Man wolle, so das bayrische Innenministerium, „Terroristen, aber auch sonstigen Kriminellen frühzeitig auf die Spur kommen und Anschläge oder kriminelle Taten wirksam verhindern“. Die 2021 eingeführte Präventivhaft in Bayern sei der Bevölkerung verkauft mit dem Verweis auf brandgefährliche islamistische Attentäter, erinnert die „Süddeutsche Zeitung“. Jetzt wird dieses Mittel angewendet auf Klimademonstrant:innen, deren brandgefährlicher Terrorismus darin besteht, den Autoverkehr zu behindern und so die Aufmerksamkeit auf Anliegen zu lenken, die die Anliegen aller sein sollten.
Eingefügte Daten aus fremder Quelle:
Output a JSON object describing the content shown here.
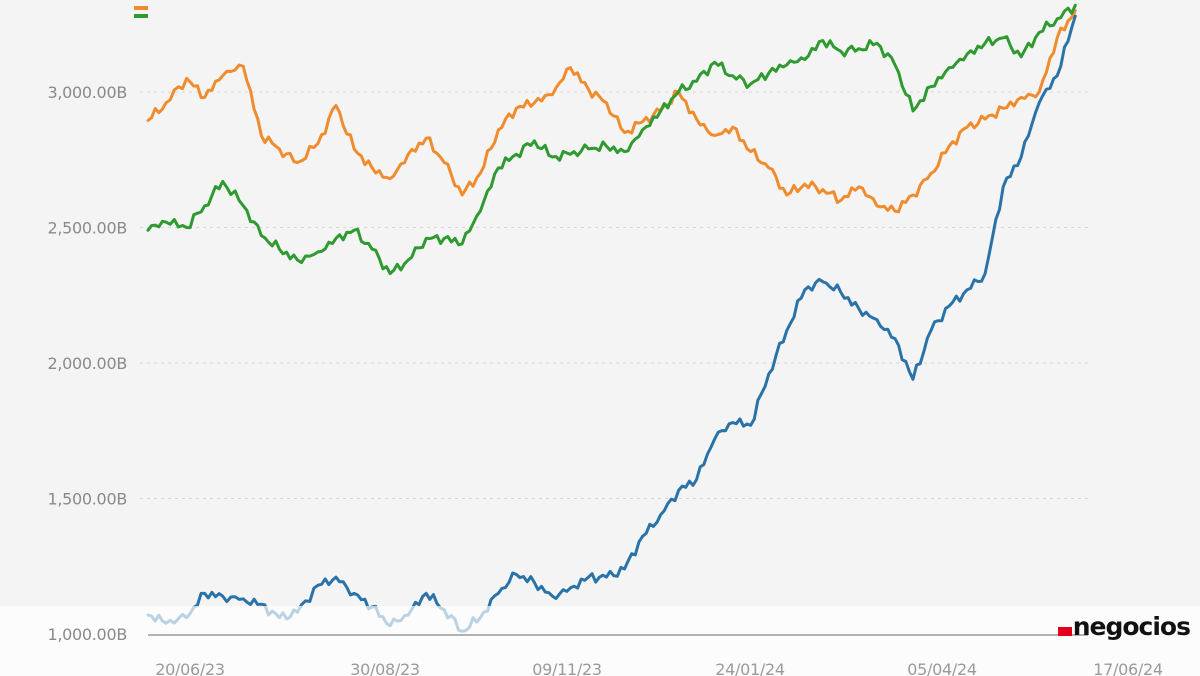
{
  "brand": {
    "logo_text": "negocios",
    "accent": "#e3001b"
  },
  "chart_data": {
    "type": "line",
    "title": "",
    "xlabel": "",
    "ylabel": "",
    "x_ticks": [
      "20/06/23",
      "30/08/23",
      "09/11/23",
      "24/01/24",
      "05/04/24",
      "17/06/24"
    ],
    "y_ticks": [
      {
        "value": 1000,
        "label": "1,000.00B"
      },
      {
        "value": 1500,
        "label": "1,500.00B"
      },
      {
        "value": 2000,
        "label": "2,000.00B"
      },
      {
        "value": 2500,
        "label": "2,500.00B"
      },
      {
        "value": 3000,
        "label": "3,000.00B"
      }
    ],
    "ylim": [
      1000,
      3330
    ],
    "grid": "horizontal dashed",
    "legend": "top-left (cropped)",
    "series": [
      {
        "color": "#f08c2e",
        "points": [
          [
            "2023-06-20",
            2895
          ],
          [
            "2023-06-27",
            2960
          ],
          [
            "2023-07-05",
            3050
          ],
          [
            "2023-07-12",
            2980
          ],
          [
            "2023-07-19",
            3060
          ],
          [
            "2023-07-27",
            3095
          ],
          [
            "2023-08-03",
            2840
          ],
          [
            "2023-08-10",
            2790
          ],
          [
            "2023-08-17",
            2740
          ],
          [
            "2023-08-25",
            2810
          ],
          [
            "2023-09-01",
            2950
          ],
          [
            "2023-09-08",
            2790
          ],
          [
            "2023-09-15",
            2720
          ],
          [
            "2023-09-22",
            2680
          ],
          [
            "2023-09-29",
            2770
          ],
          [
            "2023-10-06",
            2830
          ],
          [
            "2023-10-13",
            2740
          ],
          [
            "2023-10-20",
            2620
          ],
          [
            "2023-10-27",
            2700
          ],
          [
            "2023-11-03",
            2860
          ],
          [
            "2023-11-10",
            2940
          ],
          [
            "2023-11-17",
            2960
          ],
          [
            "2023-11-24",
            2990
          ],
          [
            "2023-12-01",
            3090
          ],
          [
            "2023-12-08",
            3010
          ],
          [
            "2023-12-15",
            2960
          ],
          [
            "2023-12-22",
            2850
          ],
          [
            "2023-12-29",
            2890
          ],
          [
            "2024-01-05",
            2930
          ],
          [
            "2024-01-12",
            3000
          ],
          [
            "2024-01-19",
            2900
          ],
          [
            "2024-01-26",
            2840
          ],
          [
            "2024-02-02",
            2870
          ],
          [
            "2024-02-09",
            2780
          ],
          [
            "2024-02-16",
            2720
          ],
          [
            "2024-02-23",
            2620
          ],
          [
            "2024-03-01",
            2660
          ],
          [
            "2024-03-08",
            2640
          ],
          [
            "2024-03-15",
            2600
          ],
          [
            "2024-03-22",
            2650
          ],
          [
            "2024-03-29",
            2580
          ],
          [
            "2024-04-05",
            2560
          ],
          [
            "2024-04-12",
            2620
          ],
          [
            "2024-04-19",
            2700
          ],
          [
            "2024-04-26",
            2800
          ],
          [
            "2024-05-03",
            2870
          ],
          [
            "2024-05-10",
            2900
          ],
          [
            "2024-05-17",
            2940
          ],
          [
            "2024-05-24",
            2980
          ],
          [
            "2024-05-31",
            3000
          ],
          [
            "2024-06-07",
            3200
          ],
          [
            "2024-06-14",
            3300
          ]
        ]
      },
      {
        "color": "#2e9a30",
        "points": [
          [
            "2023-06-20",
            2490
          ],
          [
            "2023-06-27",
            2520
          ],
          [
            "2023-07-05",
            2500
          ],
          [
            "2023-07-12",
            2580
          ],
          [
            "2023-07-19",
            2670
          ],
          [
            "2023-07-27",
            2580
          ],
          [
            "2023-08-03",
            2470
          ],
          [
            "2023-08-10",
            2420
          ],
          [
            "2023-08-17",
            2380
          ],
          [
            "2023-08-25",
            2410
          ],
          [
            "2023-09-01",
            2460
          ],
          [
            "2023-09-08",
            2490
          ],
          [
            "2023-09-15",
            2420
          ],
          [
            "2023-09-22",
            2330
          ],
          [
            "2023-09-29",
            2380
          ],
          [
            "2023-10-06",
            2460
          ],
          [
            "2023-10-13",
            2460
          ],
          [
            "2023-10-20",
            2440
          ],
          [
            "2023-10-27",
            2560
          ],
          [
            "2023-11-03",
            2720
          ],
          [
            "2023-11-10",
            2770
          ],
          [
            "2023-11-17",
            2820
          ],
          [
            "2023-11-24",
            2760
          ],
          [
            "2023-12-01",
            2770
          ],
          [
            "2023-12-08",
            2790
          ],
          [
            "2023-12-15",
            2800
          ],
          [
            "2023-12-22",
            2780
          ],
          [
            "2023-12-29",
            2860
          ],
          [
            "2024-01-05",
            2930
          ],
          [
            "2024-01-12",
            3000
          ],
          [
            "2024-01-19",
            3040
          ],
          [
            "2024-01-26",
            3110
          ],
          [
            "2024-02-02",
            3060
          ],
          [
            "2024-02-09",
            3030
          ],
          [
            "2024-02-16",
            3070
          ],
          [
            "2024-02-23",
            3100
          ],
          [
            "2024-03-01",
            3120
          ],
          [
            "2024-03-08",
            3190
          ],
          [
            "2024-03-15",
            3150
          ],
          [
            "2024-03-22",
            3160
          ],
          [
            "2024-03-29",
            3180
          ],
          [
            "2024-04-05",
            3100
          ],
          [
            "2024-04-12",
            2930
          ],
          [
            "2024-04-19",
            3020
          ],
          [
            "2024-04-26",
            3090
          ],
          [
            "2024-05-03",
            3140
          ],
          [
            "2024-05-10",
            3180
          ],
          [
            "2024-05-17",
            3200
          ],
          [
            "2024-05-24",
            3130
          ],
          [
            "2024-05-31",
            3220
          ],
          [
            "2024-06-07",
            3270
          ],
          [
            "2024-06-14",
            3320
          ]
        ]
      },
      {
        "color": "#2a73a8",
        "points": [
          [
            "2023-06-20",
            1070
          ],
          [
            "2023-06-27",
            1040
          ],
          [
            "2023-07-05",
            1060
          ],
          [
            "2023-07-12",
            1150
          ],
          [
            "2023-07-19",
            1140
          ],
          [
            "2023-07-27",
            1130
          ],
          [
            "2023-08-03",
            1110
          ],
          [
            "2023-08-10",
            1060
          ],
          [
            "2023-08-17",
            1080
          ],
          [
            "2023-08-25",
            1180
          ],
          [
            "2023-09-01",
            1210
          ],
          [
            "2023-09-08",
            1150
          ],
          [
            "2023-09-15",
            1100
          ],
          [
            "2023-09-22",
            1030
          ],
          [
            "2023-09-29",
            1070
          ],
          [
            "2023-10-06",
            1150
          ],
          [
            "2023-10-13",
            1090
          ],
          [
            "2023-10-20",
            1010
          ],
          [
            "2023-10-27",
            1060
          ],
          [
            "2023-11-03",
            1150
          ],
          [
            "2023-11-10",
            1220
          ],
          [
            "2023-11-17",
            1190
          ],
          [
            "2023-11-24",
            1140
          ],
          [
            "2023-12-01",
            1170
          ],
          [
            "2023-12-08",
            1210
          ],
          [
            "2023-12-15",
            1210
          ],
          [
            "2023-12-22",
            1240
          ],
          [
            "2023-12-29",
            1360
          ],
          [
            "2024-01-05",
            1440
          ],
          [
            "2024-01-12",
            1530
          ],
          [
            "2024-01-19",
            1570
          ],
          [
            "2024-01-26",
            1720
          ],
          [
            "2024-02-02",
            1780
          ],
          [
            "2024-02-09",
            1770
          ],
          [
            "2024-02-16",
            1960
          ],
          [
            "2024-02-23",
            2120
          ],
          [
            "2024-03-01",
            2270
          ],
          [
            "2024-03-08",
            2300
          ],
          [
            "2024-03-15",
            2260
          ],
          [
            "2024-03-22",
            2200
          ],
          [
            "2024-03-29",
            2160
          ],
          [
            "2024-04-05",
            2090
          ],
          [
            "2024-04-12",
            1940
          ],
          [
            "2024-04-19",
            2120
          ],
          [
            "2024-04-26",
            2210
          ],
          [
            "2024-05-03",
            2270
          ],
          [
            "2024-05-10",
            2330
          ],
          [
            "2024-05-17",
            2650
          ],
          [
            "2024-05-24",
            2760
          ],
          [
            "2024-05-31",
            2960
          ],
          [
            "2024-06-07",
            3060
          ],
          [
            "2024-06-14",
            3280
          ]
        ]
      }
    ]
  }
}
Die Conclusio des Münchner Blatts könnten sich Unionspolitiker:innen hinter den Spiegel stecken: „Die Radikalisierung der harten Durchgreifer angesichts des bisher friedlichen Protests der „Letzten Generation“ ist für die freie Gesellschaft aktuell gefährlicher als eine mögliche Radikalisierung einiger Klimademonstranten.“
Strobl gibt den Hardliner, Kretschmann hört zu
Der wichtigste harte Durchgreifer im Südwesten heißt Thomas Strobl (CDU). Der hält die Aktionen der Aktivist:innen – „Schon den Namen Letzte Generation finde ich außerordentlich anmaßend“ – für „illegal“. Das seien keine friedlichen Proteste, und deshalb würden sie „mit aller Konsequenz ermittelt, verfolgt und die Straftäter der Justiz zugeführt“. Mal in Fahrt gekommen macht der Innenminister gleich weiter mit einer „persönlichen politischen Bemerkung“, weil „absolut inakzeptabel ist, wie man in Kauf nimmt, dass der Rettungsdienst aufgehalten wird und Menschenleben gefährdet“.
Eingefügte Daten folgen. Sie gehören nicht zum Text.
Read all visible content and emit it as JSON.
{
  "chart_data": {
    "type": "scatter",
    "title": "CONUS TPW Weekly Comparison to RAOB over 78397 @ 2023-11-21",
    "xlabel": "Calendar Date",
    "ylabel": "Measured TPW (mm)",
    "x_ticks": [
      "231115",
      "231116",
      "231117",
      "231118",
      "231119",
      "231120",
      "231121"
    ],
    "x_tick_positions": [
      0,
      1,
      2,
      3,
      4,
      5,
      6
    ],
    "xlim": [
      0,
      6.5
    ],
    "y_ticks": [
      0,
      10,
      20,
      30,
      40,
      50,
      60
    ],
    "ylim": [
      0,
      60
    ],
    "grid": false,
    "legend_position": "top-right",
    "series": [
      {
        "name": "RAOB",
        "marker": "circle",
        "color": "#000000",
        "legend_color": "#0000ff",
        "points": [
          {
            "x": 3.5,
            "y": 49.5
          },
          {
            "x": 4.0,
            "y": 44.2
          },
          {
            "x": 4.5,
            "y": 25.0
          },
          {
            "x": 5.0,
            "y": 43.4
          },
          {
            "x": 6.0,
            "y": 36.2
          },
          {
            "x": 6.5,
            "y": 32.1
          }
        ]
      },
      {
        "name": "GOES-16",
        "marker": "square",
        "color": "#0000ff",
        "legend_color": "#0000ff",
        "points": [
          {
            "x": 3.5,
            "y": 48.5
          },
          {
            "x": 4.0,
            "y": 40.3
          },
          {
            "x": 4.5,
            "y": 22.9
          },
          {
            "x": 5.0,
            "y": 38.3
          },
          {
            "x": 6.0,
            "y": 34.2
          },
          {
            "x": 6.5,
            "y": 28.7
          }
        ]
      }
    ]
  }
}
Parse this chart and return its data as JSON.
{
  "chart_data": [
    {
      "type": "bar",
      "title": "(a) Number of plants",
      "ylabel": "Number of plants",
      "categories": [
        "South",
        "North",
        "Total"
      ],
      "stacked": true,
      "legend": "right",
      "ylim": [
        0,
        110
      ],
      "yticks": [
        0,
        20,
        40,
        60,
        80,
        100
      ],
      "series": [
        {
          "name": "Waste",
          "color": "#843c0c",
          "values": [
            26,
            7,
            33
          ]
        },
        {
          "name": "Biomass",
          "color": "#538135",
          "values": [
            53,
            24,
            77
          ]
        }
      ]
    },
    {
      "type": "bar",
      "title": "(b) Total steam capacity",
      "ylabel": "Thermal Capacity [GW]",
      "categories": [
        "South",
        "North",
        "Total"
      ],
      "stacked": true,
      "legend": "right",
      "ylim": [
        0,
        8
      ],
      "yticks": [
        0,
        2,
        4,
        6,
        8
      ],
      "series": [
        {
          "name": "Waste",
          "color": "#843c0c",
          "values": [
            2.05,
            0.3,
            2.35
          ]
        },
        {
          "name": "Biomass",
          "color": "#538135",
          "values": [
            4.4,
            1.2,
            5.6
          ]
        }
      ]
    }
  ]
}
Wen schert es, dass diese Behauptung längst widerlegt ist. Einen jedenfalls gar nicht. Denn neben seinem Stellvertreter auf der Pressekonferenz nach der Kabinettssitzung sitzt Ministerpräsident Winfried Kretschmann (Grüne) in aller Herrgottsruhe, nimmt hie und da einen Schluck Wasser, wiegt vorsichtig sein Haupt, fühlt sich aber überhaupt nicht aufgerufen, einzugreifen und die Deutungshoheit an sich zu ziehen. Wieder einmal geht der Koalitionsfriede über alles andere.
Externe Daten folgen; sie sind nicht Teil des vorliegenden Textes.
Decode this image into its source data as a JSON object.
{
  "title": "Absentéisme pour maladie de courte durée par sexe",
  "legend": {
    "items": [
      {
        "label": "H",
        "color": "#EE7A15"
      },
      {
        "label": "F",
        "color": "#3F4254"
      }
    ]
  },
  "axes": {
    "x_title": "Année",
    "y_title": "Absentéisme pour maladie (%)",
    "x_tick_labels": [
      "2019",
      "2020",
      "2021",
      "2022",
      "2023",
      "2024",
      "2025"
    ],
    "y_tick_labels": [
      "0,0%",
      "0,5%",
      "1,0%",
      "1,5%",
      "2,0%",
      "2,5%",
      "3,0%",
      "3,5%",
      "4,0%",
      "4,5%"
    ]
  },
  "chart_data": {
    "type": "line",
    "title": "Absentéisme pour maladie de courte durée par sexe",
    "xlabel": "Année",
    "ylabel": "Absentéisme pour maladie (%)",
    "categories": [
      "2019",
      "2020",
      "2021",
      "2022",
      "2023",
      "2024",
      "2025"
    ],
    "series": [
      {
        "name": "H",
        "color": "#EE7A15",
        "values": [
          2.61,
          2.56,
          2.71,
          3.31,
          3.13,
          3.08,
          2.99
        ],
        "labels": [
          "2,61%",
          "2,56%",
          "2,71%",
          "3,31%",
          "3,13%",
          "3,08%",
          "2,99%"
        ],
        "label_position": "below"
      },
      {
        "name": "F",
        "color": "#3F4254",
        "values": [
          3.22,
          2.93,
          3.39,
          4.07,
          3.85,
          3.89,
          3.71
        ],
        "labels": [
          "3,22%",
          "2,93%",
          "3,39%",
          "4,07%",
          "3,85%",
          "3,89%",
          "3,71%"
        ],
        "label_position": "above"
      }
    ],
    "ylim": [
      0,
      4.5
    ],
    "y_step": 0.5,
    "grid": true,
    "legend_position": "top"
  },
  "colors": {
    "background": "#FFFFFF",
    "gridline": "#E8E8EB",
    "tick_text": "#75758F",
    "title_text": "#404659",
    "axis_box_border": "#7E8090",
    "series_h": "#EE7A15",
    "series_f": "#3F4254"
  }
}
Mindestens zwei Mal in ihrer jüngeren Geschichte hat die CDU mit ihrem Ruck nach rechts die politischen Verhältnisse in Baden-Württemberg entscheidend verändert. Anfang der Neunziger mit der unsäglichen Das-Boot-ist-voll-Rhetorik in der Flüchtlingspolitik, die für zwei Legislaturperiode die „Republikaner“ ins Parlament schwemmte. Und 2016, als in Abkehr von Angela Merkels „Wir schaffen das“, wieder Populist:innen so sehr nach dem Munde geredet wurde im Wahlkampf, dass die AfD in den Landtag einzog, um zu bleiben. Die jüngste Umfrage sieht die Schwarzen zum ersten Mal seit zwei Jahren mit 28 Prozent ein Pünktchen vor den Grünen und die Rechtsaußen-Opposition wieder satt zweistellig. Wer die Zahlen richtig interpretieren will, könnte die Warnzeichen lesen. 2025 ist Bundes- und 2026 Landtagswahl.